Comment Re: Are they really that scared? (Score 4, Insightful) 461
Electric companies have a huge investment in their current physical plant.
Any plant built in the last 10 years won't be paid off for another 10 to 20 years.
Solar and wind power combined with durable, inexpensive batteries has the potential to be "cheap enough" that people will avoid electrical companies and the "network effect" that benefits them will be lost.
You see it with AT&T now. When everyone had a landline, prices were lower. As fewer people have a landline, the per customer cost of maintaining the physical lines goes up.
I.e. if the fixed cost of serving an area is 1 million a year (for workers and materials) (either electrical or telephone) and 100,000 people in the area use your service, the cost per customer is $10. Your utility bill is $50 in the winter and $150 in the summer.

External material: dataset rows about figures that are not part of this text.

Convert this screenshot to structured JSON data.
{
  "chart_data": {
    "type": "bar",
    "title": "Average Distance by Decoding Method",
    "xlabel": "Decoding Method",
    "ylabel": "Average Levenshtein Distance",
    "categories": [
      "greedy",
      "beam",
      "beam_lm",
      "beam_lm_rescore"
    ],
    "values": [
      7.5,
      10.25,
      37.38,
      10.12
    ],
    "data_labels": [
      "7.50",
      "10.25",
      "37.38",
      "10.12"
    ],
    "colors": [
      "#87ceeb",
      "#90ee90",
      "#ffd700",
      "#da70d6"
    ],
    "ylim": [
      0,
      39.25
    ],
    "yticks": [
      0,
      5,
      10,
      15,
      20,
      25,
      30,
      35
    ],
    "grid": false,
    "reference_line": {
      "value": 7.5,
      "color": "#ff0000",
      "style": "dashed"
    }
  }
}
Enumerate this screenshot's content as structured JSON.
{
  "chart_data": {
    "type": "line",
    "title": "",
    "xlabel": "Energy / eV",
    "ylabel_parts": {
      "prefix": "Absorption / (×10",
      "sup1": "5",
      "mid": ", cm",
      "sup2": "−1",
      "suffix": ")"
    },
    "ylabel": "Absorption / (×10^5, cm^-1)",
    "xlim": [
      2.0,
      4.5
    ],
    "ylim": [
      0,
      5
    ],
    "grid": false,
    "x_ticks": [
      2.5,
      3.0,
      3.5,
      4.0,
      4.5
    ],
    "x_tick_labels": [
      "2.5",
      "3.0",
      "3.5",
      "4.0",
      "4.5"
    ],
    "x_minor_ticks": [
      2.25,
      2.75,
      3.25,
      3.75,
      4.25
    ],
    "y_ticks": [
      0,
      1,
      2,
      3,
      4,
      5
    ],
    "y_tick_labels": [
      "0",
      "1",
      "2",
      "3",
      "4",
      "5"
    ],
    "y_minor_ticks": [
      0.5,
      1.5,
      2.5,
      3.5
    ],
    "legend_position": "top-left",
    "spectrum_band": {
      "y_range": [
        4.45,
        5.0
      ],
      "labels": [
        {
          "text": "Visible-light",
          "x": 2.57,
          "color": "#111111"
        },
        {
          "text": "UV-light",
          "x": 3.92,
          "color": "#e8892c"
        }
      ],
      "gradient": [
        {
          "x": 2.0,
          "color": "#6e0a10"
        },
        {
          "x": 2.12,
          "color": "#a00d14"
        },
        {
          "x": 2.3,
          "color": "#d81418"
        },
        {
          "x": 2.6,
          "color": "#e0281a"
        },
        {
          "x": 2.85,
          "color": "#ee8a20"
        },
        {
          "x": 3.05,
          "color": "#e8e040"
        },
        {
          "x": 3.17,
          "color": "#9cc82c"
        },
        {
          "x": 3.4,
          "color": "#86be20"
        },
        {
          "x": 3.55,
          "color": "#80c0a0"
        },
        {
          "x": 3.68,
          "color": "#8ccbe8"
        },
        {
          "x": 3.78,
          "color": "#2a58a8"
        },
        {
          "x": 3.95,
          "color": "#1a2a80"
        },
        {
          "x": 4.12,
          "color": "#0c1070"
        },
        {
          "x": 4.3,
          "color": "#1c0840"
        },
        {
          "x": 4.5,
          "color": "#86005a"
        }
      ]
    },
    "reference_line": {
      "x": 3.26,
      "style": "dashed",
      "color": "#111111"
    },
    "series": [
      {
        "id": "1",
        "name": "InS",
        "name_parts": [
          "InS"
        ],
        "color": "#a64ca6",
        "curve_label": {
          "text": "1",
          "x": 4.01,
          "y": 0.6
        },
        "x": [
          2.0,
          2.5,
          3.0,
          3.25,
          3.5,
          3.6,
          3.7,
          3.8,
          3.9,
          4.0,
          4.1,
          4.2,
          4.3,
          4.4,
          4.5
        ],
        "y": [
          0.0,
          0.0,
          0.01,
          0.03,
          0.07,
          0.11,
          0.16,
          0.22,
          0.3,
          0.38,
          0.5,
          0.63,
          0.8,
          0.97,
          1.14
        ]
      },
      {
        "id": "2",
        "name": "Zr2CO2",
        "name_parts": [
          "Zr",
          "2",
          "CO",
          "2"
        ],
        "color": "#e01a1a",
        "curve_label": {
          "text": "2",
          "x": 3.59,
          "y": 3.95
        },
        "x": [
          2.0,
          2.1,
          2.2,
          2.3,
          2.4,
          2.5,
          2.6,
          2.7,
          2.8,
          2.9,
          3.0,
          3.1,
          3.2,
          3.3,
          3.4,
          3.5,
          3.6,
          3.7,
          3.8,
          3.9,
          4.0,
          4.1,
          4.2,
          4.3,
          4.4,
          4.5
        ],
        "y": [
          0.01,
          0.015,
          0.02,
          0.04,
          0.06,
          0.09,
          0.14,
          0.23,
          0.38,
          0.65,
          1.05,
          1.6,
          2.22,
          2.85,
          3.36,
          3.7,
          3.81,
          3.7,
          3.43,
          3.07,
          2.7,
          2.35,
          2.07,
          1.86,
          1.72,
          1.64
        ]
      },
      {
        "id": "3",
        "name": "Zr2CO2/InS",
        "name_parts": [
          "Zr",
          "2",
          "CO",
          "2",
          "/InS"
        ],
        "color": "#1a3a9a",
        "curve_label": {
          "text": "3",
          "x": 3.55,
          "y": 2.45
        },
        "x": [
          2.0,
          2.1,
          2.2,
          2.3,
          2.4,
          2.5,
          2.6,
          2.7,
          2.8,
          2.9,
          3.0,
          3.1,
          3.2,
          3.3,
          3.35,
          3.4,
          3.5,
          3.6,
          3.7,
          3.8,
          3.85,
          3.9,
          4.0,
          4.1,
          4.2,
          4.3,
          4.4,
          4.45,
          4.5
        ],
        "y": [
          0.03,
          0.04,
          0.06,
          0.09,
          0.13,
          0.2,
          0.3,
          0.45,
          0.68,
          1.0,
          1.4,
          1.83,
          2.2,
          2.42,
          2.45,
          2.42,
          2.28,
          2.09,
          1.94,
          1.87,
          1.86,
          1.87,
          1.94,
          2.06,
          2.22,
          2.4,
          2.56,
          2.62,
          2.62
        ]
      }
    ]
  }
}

If that drops to 50,000 customers- the fixed cost is up to $20. If that drops to 25,000 customers- the fixed cost is up to $40.
Where you "rolled in" the fixed cost before-- now you either need to raise rates or raise your fixed cost.
But as your rates increase to $90 in the winter and $180 in the summer-- it makes more sense for people to go to solar and wind power. As you drop to 10,000 customers in the same geographical area-- you are up to $100 per customer in fixed costs and now the monthly bill is $150 to $250 and it really makes sense to go to solar.
add to that the fact that solar has dropped from 10x the cost of generated power to 4x the cost of generated power in about the last 12 years alone and the future trend is solar power fundamentally cheaper than generated power. Plus there is already 2x cost solar panels-- it's just that germany has bought current and future production two years out for their industrial scale solar plants.
And yes- electrical utilities are starting to lobby very hard against solar. Removing subsidies, adding costs, adding regulations to make it more expensive to go solar, and altering laws so they can break out the fixed cost so grid tied solar customers will pay their full share of the fixed costs (which are currently partially held in the variable rates).